Typical Tasks
- Conduct discovery workshops to identify critical business KPIs and technical service level indicators.
- Deploy and configure agents or OpenTelemetry collectors across hybrid cloud environments.
- Develop customized dashboards that visualize distributed tracing and system performance.
- Refine alerting logic to minimize noise and prioritize high-priority production incidents.
- Document technical architectures and provide hands-on training for client operations teams.
Responsibilities
- Participate on the end-to-end communication with client stakeholders regarding project milestones and technical requirements.
- Define observability implementation roadmap that align with the client’s specific infrastructure. requirements and budget.

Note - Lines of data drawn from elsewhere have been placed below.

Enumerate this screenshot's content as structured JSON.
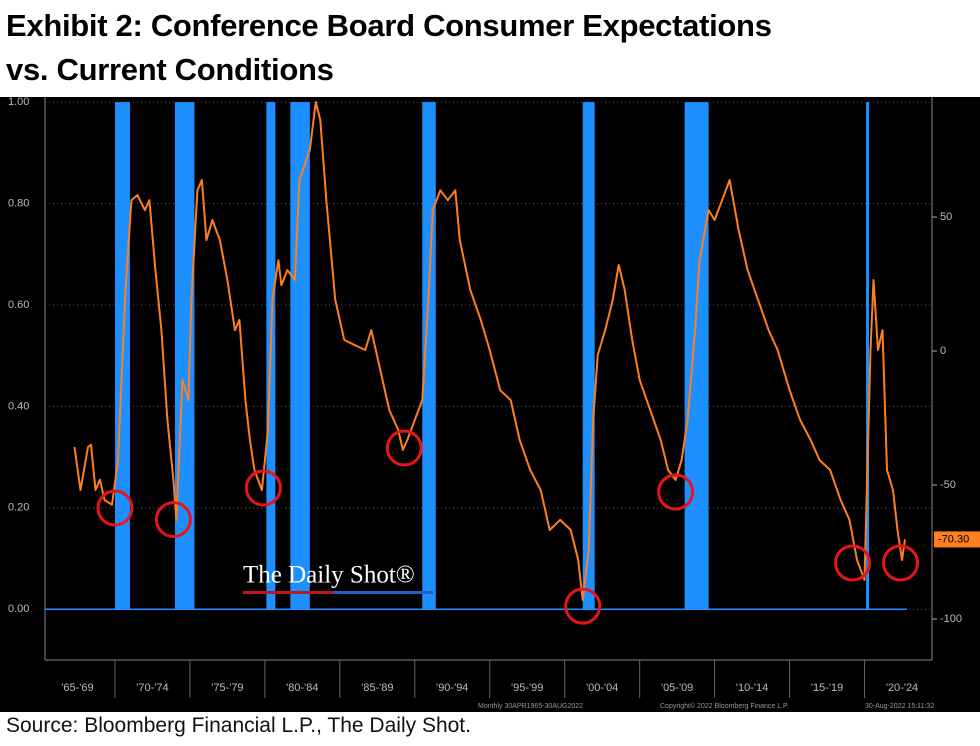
{
  "chart_data": {
    "type": "line",
    "title": [
      "Exhibit 2: Conference Board Consumer Expectations",
      "vs. Current Conditions"
    ],
    "source": "Source: Bloomberg Financial L.P., The Daily Shot.",
    "watermark": "The Daily Shot®",
    "footer": [
      "Monthly 30APR1965-30AUG2022",
      "Copyright© 2022 Bloomberg Finance L.P.",
      "30-Aug-2022 15:11:32"
    ],
    "xlim": [
      1965,
      2024.5
    ],
    "xticks": [
      {
        "value": 1967.5,
        "label": "'65-'69"
      },
      {
        "value": 1972.5,
        "label": "'70-'74"
      },
      {
        "value": 1977.5,
        "label": "'75-'79"
      },
      {
        "value": 1982.5,
        "label": "'80-'84"
      },
      {
        "value": 1987.5,
        "label": "'85-'89"
      },
      {
        "value": 1992.5,
        "label": "'90-'94"
      },
      {
        "value": 1997.5,
        "label": "'95-'99"
      },
      {
        "value": 2002.5,
        "label": "'00-'04"
      },
      {
        "value": 2007.5,
        "label": "'05-'09"
      },
      {
        "value": 2012.5,
        "label": "'10-'14"
      },
      {
        "value": 2017.5,
        "label": "'15-'19"
      },
      {
        "value": 2022.5,
        "label": "'20-'24"
      }
    ],
    "ylim": [
      -0.1,
      1.01
    ],
    "yticks": [
      {
        "value": 0,
        "label": "0.00"
      },
      {
        "value": 0.2,
        "label": "0.20"
      },
      {
        "value": 0.4,
        "label": "0.40"
      },
      {
        "value": 0.6,
        "label": "0.60"
      },
      {
        "value": 0.8,
        "label": "0.80"
      },
      {
        "value": 1,
        "label": "1.00"
      }
    ],
    "y2lim": [
      -115.3,
      94.8
    ],
    "y2ticks": [
      -100,
      -50,
      0,
      50
    ],
    "grid": true,
    "recessions": {
      "color": "#1e8fff",
      "starts": [
        1970.0,
        1974.0,
        1980.1,
        1981.7,
        1990.5,
        2001.2,
        2008.0,
        2020.1
      ],
      "ends": [
        1971.0,
        1975.3,
        1980.7,
        1983.0,
        1991.4,
        2002.0,
        2009.6,
        2020.3
      ],
      "values": [
        1,
        1,
        1,
        1,
        1,
        1,
        1,
        1
      ]
    },
    "series": [
      {
        "color": "#ff7f1e",
        "axis": "y2",
        "x": [
          1967.3,
          1967.7,
          1968.2,
          1968.4,
          1968.7,
          1969.0,
          1969.3,
          1969.8,
          1970.2,
          1970.7,
          1971.1,
          1971.5,
          1972.0,
          1972.3,
          1972.7,
          1973.1,
          1973.5,
          1973.9,
          1974.1,
          1974.3,
          1974.5,
          1974.9,
          1975.1,
          1975.5,
          1975.8,
          1976.1,
          1976.5,
          1977.0,
          1977.5,
          1978.0,
          1978.3,
          1978.7,
          1979.0,
          1979.3,
          1979.8,
          1980.2,
          1980.5,
          1980.9,
          1981.1,
          1981.5,
          1982.0,
          1982.3,
          1983.0,
          1983.4,
          1983.7,
          1984.1,
          1984.7,
          1985.3,
          1986.0,
          1986.7,
          1987.1,
          1987.7,
          1988.3,
          1988.9,
          1989.2,
          1989.5,
          1990.0,
          1990.5,
          1990.9,
          1991.2,
          1991.7,
          1992.2,
          1992.7,
          1993.0,
          1993.7,
          1994.4,
          1995.0,
          1995.7,
          1996.4,
          1997.0,
          1997.7,
          1998.4,
          1999.0,
          1999.7,
          2000.4,
          2000.9,
          2001.2,
          2001.6,
          2001.9,
          2002.2,
          2002.7,
          2003.2,
          2003.6,
          2004.0,
          2004.5,
          2005.0,
          2005.7,
          2006.4,
          2006.9,
          2007.4,
          2007.8,
          2008.2,
          2008.7,
          2009.0,
          2009.6,
          2010.0,
          2010.5,
          2011.0,
          2011.6,
          2012.2,
          2012.9,
          2013.6,
          2014.2,
          2015.0,
          2015.7,
          2016.4,
          2017.0,
          2017.7,
          2018.4,
          2019.0,
          2019.5,
          2020.0,
          2020.4,
          2020.6,
          2020.9,
          2021.2,
          2021.5,
          2021.9,
          2022.2,
          2022.5,
          2022.7
        ],
        "values": [
          -35.8,
          -51.9,
          -35.8,
          -35,
          -51.9,
          -48,
          -55.6,
          -57.4,
          -40.7,
          22.8,
          56.3,
          58.2,
          52.6,
          56.3,
          30.2,
          7.8,
          -25.7,
          -48.1,
          -63,
          -36.9,
          -10.8,
          -18.3,
          19,
          60,
          63.8,
          41.4,
          48.9,
          41.4,
          26.5,
          7.8,
          11.6,
          -18.3,
          -33.2,
          -44.4,
          -51.9,
          -29.5,
          19,
          33.9,
          24.6,
          30.2,
          26.5,
          63.8,
          75,
          92.9,
          86.2,
          56.3,
          19,
          4.1,
          2.2,
          0.4,
          7.8,
          -7.1,
          -22,
          -29.5,
          -36.9,
          -33.2,
          -25.7,
          -18.3,
          19,
          52.6,
          60,
          56.3,
          60,
          41.4,
          22.8,
          11.6,
          0.4,
          -14.6,
          -18.3,
          -33.2,
          -44.4,
          -51.9,
          -66.8,
          -63,
          -66.8,
          -78,
          -92.9,
          -74.2,
          -25.7,
          -1.5,
          7.8,
          19,
          32.1,
          22.8,
          4.1,
          -10.8,
          -22,
          -33.2,
          -44.4,
          -48.1,
          -40.7,
          -25.7,
          7.8,
          33.9,
          52.6,
          48.9,
          56.3,
          63.8,
          45.2,
          30.2,
          19,
          7.8,
          0.4,
          -14.6,
          -25.7,
          -33.2,
          -40.7,
          -44.4,
          -55.6,
          -63,
          -78,
          -85.4,
          0.4,
          26.5,
          0.4,
          7.8,
          -44.4,
          -51.9,
          -66.8,
          -78,
          -70.3
        ]
      }
    ],
    "last_value": {
      "value": -70.3,
      "label": "-70.30"
    },
    "highlights": {
      "color": "#e8141b",
      "x": [
        1970.0,
        1973.9,
        1979.9,
        1989.3,
        2001.2,
        2007.4,
        2019.2,
        2022.4
      ],
      "y": [
        -58.6,
        -62.9,
        -51.1,
        -36.2,
        -95.2,
        -52.6,
        -79.1,
        -79.1
      ]
    }
  }
}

- Support and participate on successful integration of logging, metrics, and tracing into existing CI/CD pipelines.
- Ensure the reliability and performance of the monitoring stack to maintain constant visibility.
- Standardize telemetry collection methods across diverse application teams and departments.
Technical Skills
- Expertise in commercial platforms like Datadog, Dynatrace, New Relic, or Splunk.
- Proficiency in open-source stacks including Prometheus, Grafana, and the ELK stack.
- Advanced knowledge of Kubernetes, container orchestration, and serverless cloud architectures.
- Strong command of Infrastructure as Code tools such as Terraform or CloudFormation.
- Ability to write and debug code in languages like Python, Go, or Java for instrumentation.